L
ondres, fin du XIXème siècle. La journée s’écoule tranquillement pour Mme Stowner et sa domestique, Emma, jusqu’au moment où la sonnette retentit. Devant la porte, un homme attend, confus et maladroit. William Jones, aîné d’une riche famille de commerçants qui a réussi à intégrer la haute société anglaise, s’est enfin décidé à rendre visite à celle qui a été sa gouvernante. Malgré la courte durée de l’entrevue, le noble a remarqué la douceur et la gentillesse d’Emma. Épris, il tente alors de la revoir. Une tendre et chaste relation se noue entre les jeunes gens, sous l’œil bienveillant de l’ancienne préceptrice et les encouragements d’Hakim, le riche ami indien de William. Mais quel avenir peut bien avoir cette romance dans le monde si cloisonné qui est le leur ?
D’abord publiés par Kurokawa, les dix tomes de Emma sont repris, en intégrales (chacune reprenant deux volumes) cette fois, par Ki-oon dans sa collection Latitudes. Conçue avant Bride Stories, primé à Angoulême, cette série de Kaoru Mori met en scène une domestique qui s’éveille à l’amour et doit faire face au fossé qui sépare la gentry des gens du commun. Le présent opus narre la rencontre de l’héroïne et de son prétendant, tout en distillant les éléments qui, dès la deuxième moitié de l’album, viennent assombrir cette idylle naissante et laissent entrevoir de futurs obstacles.
À travers le destin de ces deux personnages, la mangaka dépeint avec justesse ce qu’a pu être une certaine existence durant l’ère victorienne, mais aussi l’importance de rapports de classe particulièrement prégnants. En intégrant Hakim, elle évoque également le prestigieux empire colonial britannique. Si le ton est évidemment posé, mesuré et que le drame d’une romance impossible se profile, le propos n’est cependant pas dépourvu d’une certaine légèreté. Cette dernière provient autant de la maladresse sentimentale et gestuelle des deux amoureux que de la présence du prince indien qui met son grain de sel partout et jouit – du moins en apparence – d’une bien plus grande liberté. L’ambiance n’a donc rien d'emprunté, malgré le cadre guindé du milieu mis en scène. Au contraire, le récit dégage douceur, affabilité, tendresse, alors même que Kaoru Mori ne manque pas, à plusieurs reprises, de souligner quelques étroitesses d’esprit et traits de caractère peu enviables.

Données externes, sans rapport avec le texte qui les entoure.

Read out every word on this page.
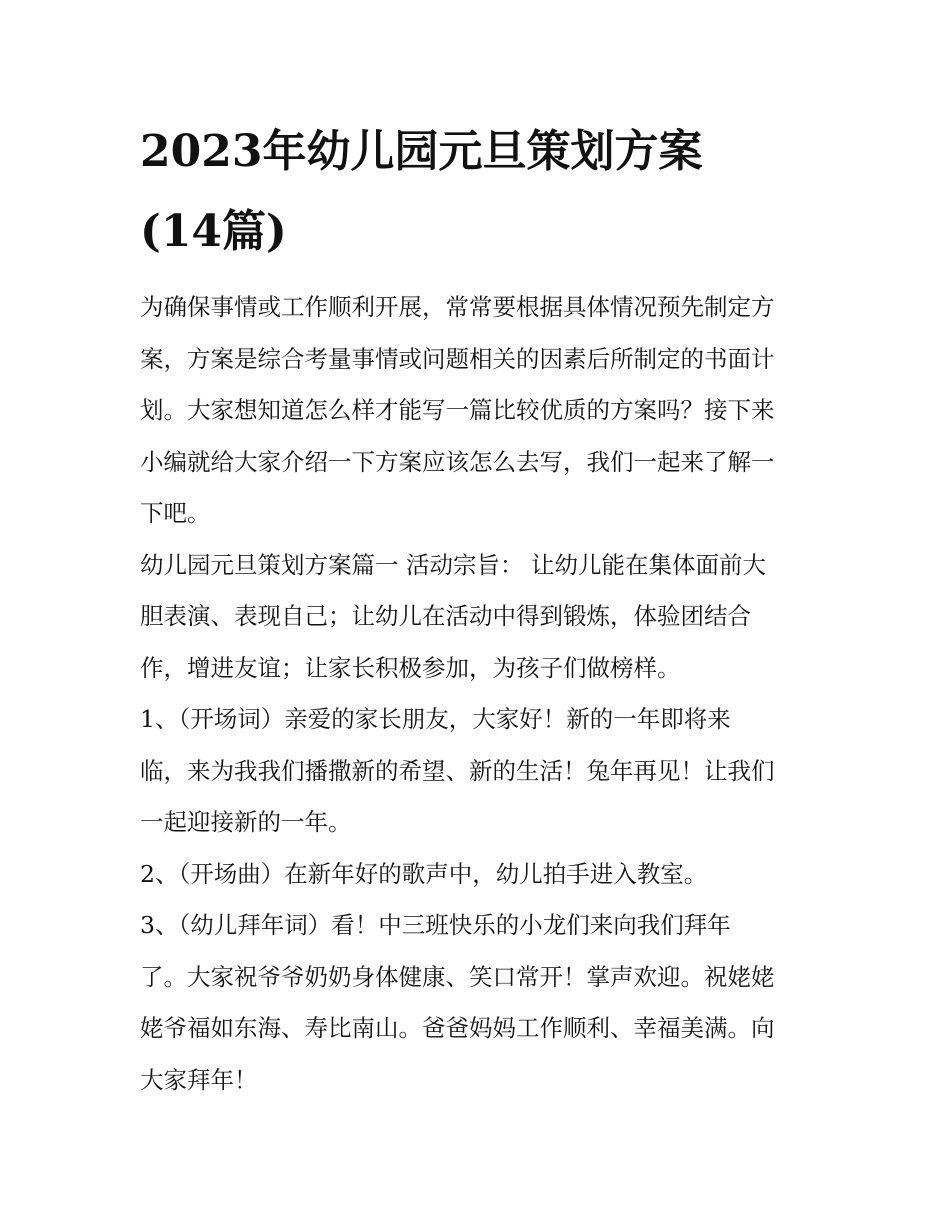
2023年幼儿园元旦策划方案
(14篇)
为确保事情或工作顺利开展，常常要根据具体情况预先制定方
案，方案是综合考量事情或问题相关的因素后所制定的书面计
划。大家想知道怎么样才能写一篇比较优质的方案吗？接下来
小编就给大家介绍一下方案应该怎么去写，我们一起来了解一
下吧。
幼儿园元旦策划方案篇一 活动宗旨： 让幼儿能在集体面前大
胆表演、表现自己；让幼儿在活动中得到锻炼，体验团结合
作，增进友谊；让家长积极参加，为孩子们做榜样。
1、（开场词）亲爱的家长朋友，大家好！新的一年即将来
临，来为我我们播撒新的希望、新的生活！兔年再见！让我们
一起迎接新的一年。
2、（开场曲）在新年好的歌声中，幼儿拍手进入教室。
3、（幼儿拜年词）看！中三班快乐的小龙们来向我们拜年
了。大家祝爷爷奶奶身体健康、笑口常开！掌声欢迎。祝姥姥
姥爷福如东海、寿比南山。爸爸妈妈工作顺利、幸福美满。向
大家拜年！
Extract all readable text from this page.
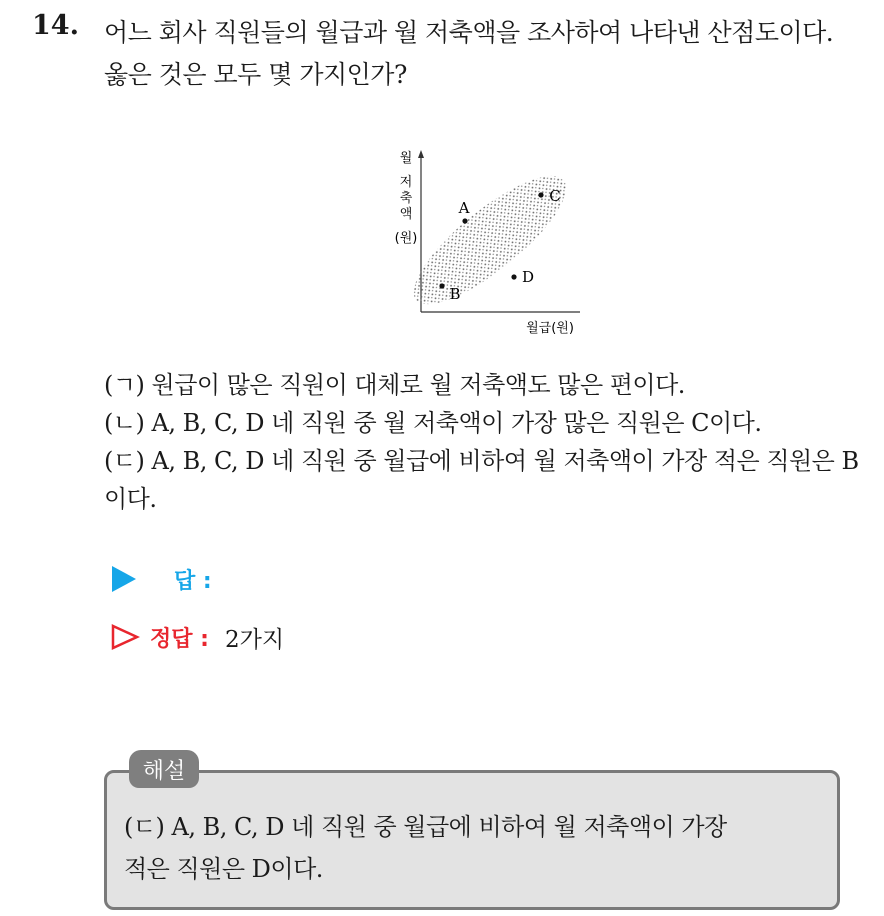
14. 어느 회사 직원들의 월급과 월 저축액을 조사하여 나타낸 산점도이다.
옳은 것은 모두 몇 가지인가?
월
저
축
액
(원)
월급(원)
A
B
C
D
(ㄱ) 원급이 많은 직원이 대체로 월 저축액도 많은 편이다.
(ㄴ) A, B, C, D 네 직원 중 월 저축액이 가장 많은 직원은 C이다.
(ㄷ) A, B, C, D 네 직원 중 월급에 비하여 월 저축액이 가장 적은 직원은 B이다.
답 :
정답 : 2가지
해설
(ㄷ) A, B, C, D 네 직원 중 월급에 비하여 월 저축액이 가장
적은 직원은 D이다.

Côté dessin, le trait possède une élégance certaine, bien qu’il s’avère un peu statique. Le travail sur les tenues est soigné et précis, les cadrages relativement variés tout en restant très classiques, et le découpage aéré assure une grande aisance de lecture. Néanmoins, le fait que la nouvelle mouture proposée par Ki-oon bénéficie d’un format plus grand dessert en partie le graphisme, car les cases montrant des gros plans sur les visages paraissent malheureusement un peu vides.
Pour ceux qui n’avaient pas pu de découvrir l’univers victorien d’Emma lors de la première publication du titre, voici une belle occasion de s'y frotter. Les autres se replongeront avec plaisir dans cette histoire au charme légèrement désuet.
Je le revendique haut et fort : j’adore les histoires de romance ! Je suis un grand fan par exemples des œuvres de Nicholas Sparks car je collectionne tous les films tirés de son œuvre. J’aime quand les films de lovers me font pleurer à l'image de Nos étoiles contraires. Cela va à l’encontre des critiques qui généralement cassent ce genre qui a mauvaise presse. A l’inverse et curieusement, les critiques louent assez souvent les comédies. Pourtant, savoir faire pleurer est également tout un art comme savoir faire rire.
Ce qui m’a plu dans Emma, c’est que cela paraît être une histoire intemporelle même si l’action se situe dans l’Angleterre victorienne. Il s’agit de l’amour impossible entre deux membres de castes différentes. Le ton est donné dans le premier tome lorsque le père Jones indique qu’il y a bien un Royaume-Unis sur le papier mais en réalité deux pays différents: celui de la bourgeoisie et celui du petit peuple. L’amour peut-il transcender les classes sociales ? C’est bien le thème de ce manga.
La formule est toujours la même, les passages obligés sont toujours les mêmes, les clichés sont toujours les mêmes mais c'est tellement bon, tellement confortable de se replonger dans ce genre de manga ultra-romantiques, complètement premier degré et qui s'assument comme tels. Ce manga fait ce qu’on lui demande : nous transporter dans une histoire d’amour avec une attachante et belle petite soubrette comme héroïne.